古本の二つの入手方法

 古本を求める場合、現代はインターネットで簡単に入手することができる。インターネットの検索窓に作品のタイトルと著者名を打ち込めば、たちどころに、Amazonをはじめ、古本を扱うサイトで目当ての本がヒットされる。

 筆者が学生時代だった1980年代前半はインターネットなどなく、古本屋の店頭で探さねばならなかった。しかし、これが容易なことではない。

 大型の新古書チェーン店である「BOOKOFF」は別として、たいがいの古本屋の店内は大変狭い。書棚と書棚の間隔は、辛うじて人がすれ違える程度。先客かいると、そのあたりの書棚を見ることは難しい。筆者が見る棚は、主に外国作家の文庫本が並ぶ一角だが、基本的に置いている作品数が少ない。逆にある程度、揃えている場合は、スペースが手狭なため、正面の書棚だけでなく、平台に置かれた木箱(あるいはコンテナボックスなど)の中にも、背表紙を上にして並べられているが、それでも収まりきらない本が、その上に無造作に積み重ねられている。そうなると、それら平積み本のかたまりを一冊一冊チェックし、それが終わるごとに移動させて、その下に隠れている背表紙のタイトルを確認していくことになる。そして、そうした苦労(決して、苦痛ではないのだが)をしながら探しても、目当ての本がみつかる確率は(メジャーな作品は別として)極めて低い。一体に古本屋で目当ての本に巡りあうのは、僥倖に等しいといってもよかろう。
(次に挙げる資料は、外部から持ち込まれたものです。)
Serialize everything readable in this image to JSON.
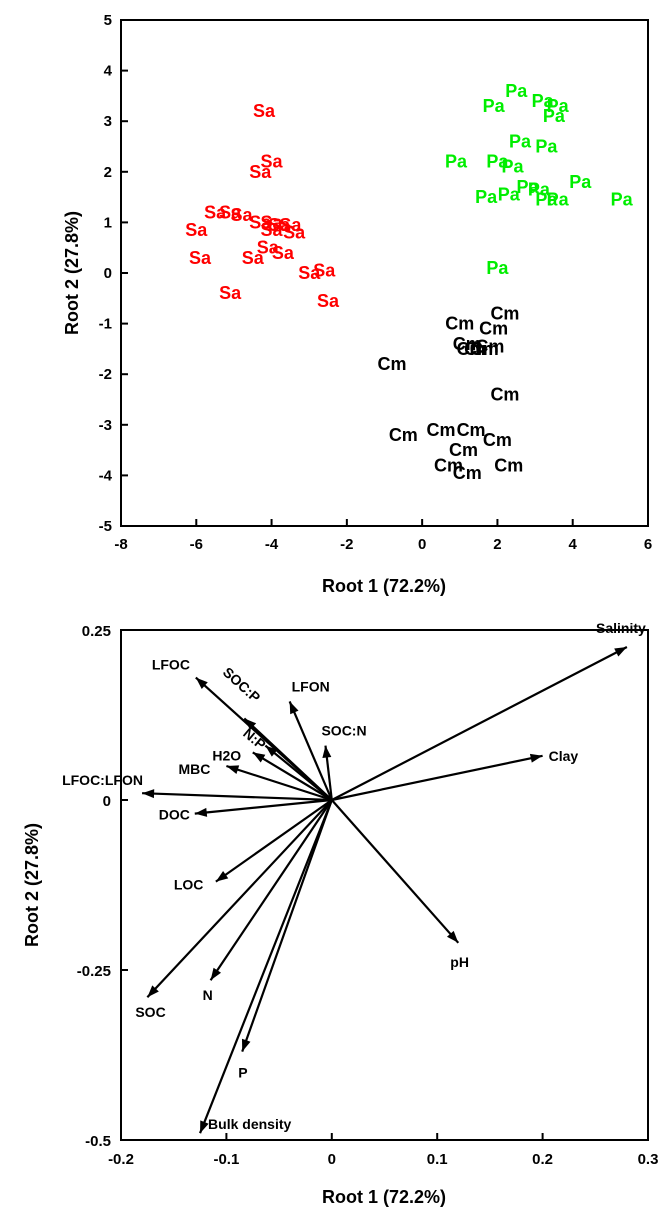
{
  "chart_data": [
    {
      "type": "scatter",
      "title": "",
      "xlabel": "Root 1 (72.2%)",
      "ylabel": "Root 2 (27.8%)",
      "xlim": [
        -8,
        6
      ],
      "ylim": [
        -5,
        5
      ],
      "xticks": [
        "-8",
        "-6",
        "-4",
        "-2",
        "0",
        "2",
        "4",
        "6"
      ],
      "yticks": [
        "-5",
        "-4",
        "-3",
        "-2",
        "-1",
        "0",
        "1",
        "2",
        "3",
        "4",
        "5"
      ],
      "grid": false,
      "series": [
        {
          "label": "Sa",
          "color": "#ff0000",
          "points": [
            [
              -4.2,
              3.2
            ],
            [
              -4.3,
              2.0
            ],
            [
              -4.0,
              2.2
            ],
            [
              -5.5,
              1.2
            ],
            [
              -5.1,
              1.2
            ],
            [
              -4.8,
              1.15
            ],
            [
              -4.3,
              1.0
            ],
            [
              -4.0,
              1.0
            ],
            [
              -3.8,
              0.95
            ],
            [
              -3.5,
              0.95
            ],
            [
              -6.0,
              0.85
            ],
            [
              -4.0,
              0.85
            ],
            [
              -3.4,
              0.8
            ],
            [
              -4.1,
              0.5
            ],
            [
              -3.7,
              0.4
            ],
            [
              -5.9,
              0.3
            ],
            [
              -4.5,
              0.3
            ],
            [
              -3.0,
              0.0
            ],
            [
              -2.6,
              0.05
            ],
            [
              -5.1,
              -0.4
            ],
            [
              -2.5,
              -0.55
            ]
          ]
        },
        {
          "label": "Pa",
          "color": "#00ee00",
          "points": [
            [
              2.5,
              3.6
            ],
            [
              1.9,
              3.3
            ],
            [
              3.2,
              3.4
            ],
            [
              3.6,
              3.3
            ],
            [
              3.5,
              3.1
            ],
            [
              2.6,
              2.6
            ],
            [
              3.3,
              2.5
            ],
            [
              0.9,
              2.2
            ],
            [
              2.0,
              2.2
            ],
            [
              2.4,
              2.1
            ],
            [
              4.2,
              1.8
            ],
            [
              2.8,
              1.7
            ],
            [
              3.1,
              1.65
            ],
            [
              1.7,
              1.5
            ],
            [
              2.3,
              1.55
            ],
            [
              3.3,
              1.45
            ],
            [
              3.6,
              1.45
            ],
            [
              5.3,
              1.45
            ],
            [
              2.0,
              0.1
            ]
          ]
        },
        {
          "label": "Cm",
          "color": "#000000",
          "points": [
            [
              2.2,
              -0.8
            ],
            [
              1.0,
              -1.0
            ],
            [
              1.9,
              -1.1
            ],
            [
              1.2,
              -1.4
            ],
            [
              1.5,
              -1.5
            ],
            [
              1.8,
              -1.45
            ],
            [
              1.3,
              -1.5
            ],
            [
              1.65,
              -1.5
            ],
            [
              -0.8,
              -1.8
            ],
            [
              2.2,
              -2.4
            ],
            [
              1.3,
              -3.1
            ],
            [
              0.5,
              -3.1
            ],
            [
              -0.5,
              -3.2
            ],
            [
              2.0,
              -3.3
            ],
            [
              1.1,
              -3.5
            ],
            [
              0.7,
              -3.8
            ],
            [
              2.3,
              -3.8
            ],
            [
              1.2,
              -3.95
            ]
          ]
        }
      ]
    },
    {
      "type": "biplot",
      "title": "",
      "xlabel": "Root 1 (72.2%)",
      "ylabel": "Root 2 (27.8%)",
      "xlim": [
        -0.2,
        0.3
      ],
      "ylim": [
        -0.5,
        0.25
      ],
      "xticks": [
        "-0.2",
        "-0.1",
        "0",
        "0.1",
        "0.2",
        "0.3"
      ],
      "yticks": [
        "0.25",
        "0",
        "-0.25",
        "-0.5"
      ],
      "grid": false,
      "vectors": [
        {
          "label": "Salinity",
          "x": 0.28,
          "y": 0.225
        },
        {
          "label": "Clay",
          "x": 0.2,
          "y": 0.065
        },
        {
          "label": "LFOC",
          "x": -0.129,
          "y": 0.18
        },
        {
          "label": "SOC:P",
          "x": -0.083,
          "y": 0.12
        },
        {
          "label": "LFON",
          "x": -0.04,
          "y": 0.145
        },
        {
          "label": "N:P",
          "x": -0.063,
          "y": 0.08
        },
        {
          "label": "H2O",
          "x": -0.075,
          "y": 0.07
        },
        {
          "label": "SOC:N",
          "x": -0.006,
          "y": 0.08
        },
        {
          "label": "MBC",
          "x": -0.1,
          "y": 0.05
        },
        {
          "label": "LFOC:LFON",
          "x": -0.18,
          "y": 0.01
        },
        {
          "label": "DOC",
          "x": -0.13,
          "y": -0.02
        },
        {
          "label": "LOC",
          "x": -0.11,
          "y": -0.12
        },
        {
          "label": "pH",
          "x": 0.12,
          "y": -0.21
        },
        {
          "label": "SOC",
          "x": -0.175,
          "y": -0.29
        },
        {
          "label": "N",
          "x": -0.115,
          "y": -0.265
        },
        {
          "label": "P",
          "x": -0.085,
          "y": -0.37
        },
        {
          "label": "Bulk density",
          "x": -0.125,
          "y": -0.49
        }
      ]
    }
  ]
}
 その点、インターネットであれば、目当ての本をピンポイントで探し求めることができる。しかしながら、それ以外の本は目に入らない。

 一方、古本屋の書棚で探す場合、目当ての本を探す過程で、否応なしに他の本も目に入るので、予期していない面白い本と出会う可能性がある。この〝予期せぬ偶然の出会い〟というのが、古本屋で探すことの最大の魅力、効能であろう。

 このホームページで紹介しているR・ライト・キャンベルの『すわって待っていたスパイ』などは、まさにその好例。この作品は、ある古本まつりの会場で、何列も並ぶ書棚を一列ずつ端から端まで、ローラー作戦のようにして、そこに並ぶ背表紙を目で追っていたときに、タイトルに惹かれて、手に取ったものである。それまで、この作品(当然、作者も)が存在することすら知らなかった。

 そういうわけで、筆者はピンポントで本を求める場合はインターネットで、一方、まだ見知らぬ、第二・第三の『すわって待っていたスパイ』のような、隠れた名作との出会いを求める場合は、古本まつりへ足を運んでいる。